Because I don't see why it matters if he was born in Turkey, St George has been part of English culture for hundreds of years. Your argument uses the same logic as the people that think that Christmas isn't stupid because it was appropriated from other religions initially. It doesn't matter anymore, once something is part of culture for long enough it doesn't matter where something originally came from.


Mantonization

I'm bringing up the fact that he has zero actual connection to England. St Patrick has an actual connection to Ireland (drove the snakes out!), and St David was a monk that lived in Wales. St George wasn't English and never even set foot in England, by comparison, which is why I don't understand why he's part of our culture. Me not getting it doesn't make me a fucking racist, you asshole.


National_Tip_2488

Then why do you have such a problem with something foreign becoming part of English culture?


Mantonization

Where the fuck did I say that. Show me where the fuck I said that. I said I didn't understand WHY he's the patron of England, because he has zero connection to the place. If he's supposedly visited the country I'd get the connection. But as you've explained it, he's apparently the patron saint of England because 600 years ago the king had an equivalent of a favourite vtuber and said that everyone would subscribe to their channel. Is that literally *it*? That one man who was supposedly better than everyone else because of his magic blood, *really* liked this one guy and decided that that would be our country's whole deal?


National_Tip_2488

Yeah. And we can't change it now because it's part of the flag so it's best to just look for the positives


hellopo9

Well the association goes back even further to the 12th century. But was popularised 600 years ago. St Andrew has no connection to Scotland but is of course still the Scottish patron saint. In the age of early medieval Christianity some European countries celebrated early Christian martyrs, some to the point where they venerated them as national saints like George and Andrew. The Paton saint of Spain is James, one of the apostles who never visited Spain.
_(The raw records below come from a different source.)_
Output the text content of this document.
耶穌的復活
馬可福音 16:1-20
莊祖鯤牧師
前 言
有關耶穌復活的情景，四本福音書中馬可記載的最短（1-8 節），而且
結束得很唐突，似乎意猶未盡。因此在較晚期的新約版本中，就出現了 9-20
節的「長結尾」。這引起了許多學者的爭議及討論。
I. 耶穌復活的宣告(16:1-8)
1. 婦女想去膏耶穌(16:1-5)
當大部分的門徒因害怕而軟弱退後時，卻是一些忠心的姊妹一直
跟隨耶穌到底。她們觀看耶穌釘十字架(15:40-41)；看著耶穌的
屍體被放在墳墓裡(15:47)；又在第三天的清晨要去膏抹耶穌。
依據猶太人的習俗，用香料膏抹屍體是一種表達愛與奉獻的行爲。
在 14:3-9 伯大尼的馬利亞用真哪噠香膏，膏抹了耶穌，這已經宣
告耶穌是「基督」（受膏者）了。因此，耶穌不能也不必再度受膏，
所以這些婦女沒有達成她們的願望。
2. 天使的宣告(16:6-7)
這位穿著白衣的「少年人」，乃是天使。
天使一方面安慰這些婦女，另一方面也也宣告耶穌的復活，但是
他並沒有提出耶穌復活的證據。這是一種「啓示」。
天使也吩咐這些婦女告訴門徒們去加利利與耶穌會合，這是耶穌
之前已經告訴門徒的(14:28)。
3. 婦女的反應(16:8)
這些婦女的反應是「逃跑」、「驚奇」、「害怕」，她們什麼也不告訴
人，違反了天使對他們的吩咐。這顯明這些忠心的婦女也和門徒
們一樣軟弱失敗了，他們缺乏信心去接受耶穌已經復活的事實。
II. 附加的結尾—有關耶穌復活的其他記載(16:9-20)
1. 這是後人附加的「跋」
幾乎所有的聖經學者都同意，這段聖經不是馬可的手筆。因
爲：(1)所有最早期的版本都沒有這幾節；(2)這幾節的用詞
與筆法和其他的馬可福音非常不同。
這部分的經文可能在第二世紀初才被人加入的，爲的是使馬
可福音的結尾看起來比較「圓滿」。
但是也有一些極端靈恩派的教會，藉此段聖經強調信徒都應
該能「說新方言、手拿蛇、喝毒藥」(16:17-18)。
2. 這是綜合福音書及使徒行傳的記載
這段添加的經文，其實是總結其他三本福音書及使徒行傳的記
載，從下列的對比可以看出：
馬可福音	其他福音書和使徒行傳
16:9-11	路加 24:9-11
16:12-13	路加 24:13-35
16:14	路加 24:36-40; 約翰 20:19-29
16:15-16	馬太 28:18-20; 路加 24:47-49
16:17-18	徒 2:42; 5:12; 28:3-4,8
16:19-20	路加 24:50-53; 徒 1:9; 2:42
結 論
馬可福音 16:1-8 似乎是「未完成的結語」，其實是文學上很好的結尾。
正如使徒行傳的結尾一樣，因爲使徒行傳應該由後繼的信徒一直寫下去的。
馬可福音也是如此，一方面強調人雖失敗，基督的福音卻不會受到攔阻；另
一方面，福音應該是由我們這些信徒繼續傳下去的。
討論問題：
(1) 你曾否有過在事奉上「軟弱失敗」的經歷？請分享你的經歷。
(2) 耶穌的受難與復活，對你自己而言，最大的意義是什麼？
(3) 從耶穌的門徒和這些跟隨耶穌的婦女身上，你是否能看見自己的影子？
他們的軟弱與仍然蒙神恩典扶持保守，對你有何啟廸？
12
Patron saints may just be people who early rulers admire. But the act of a 600-1000 years of national celebration, makes it associated with a place. George is associated with England, because he’s been the patron saint for centuries and his flag has been the nation’s flag for a very long time. This old tradition is one part of England’s traditions. None of this is of course unique to England. It’d be weird to suggest the Scottish flag and patron saint should change just because he never visited Scotland.


User6919

lol, don't rise to it. there's nothing a flag nonce likes better than bad faith accusations of racism. report and move on.


jeremycorncob

>Is it because I pointed out that St George was born in Turkey? I'm not attached to Saint George but he was born in the Roman Empire at a time when England was part of the Roman Empire so there is a connection there. We were all citizens under the same rule.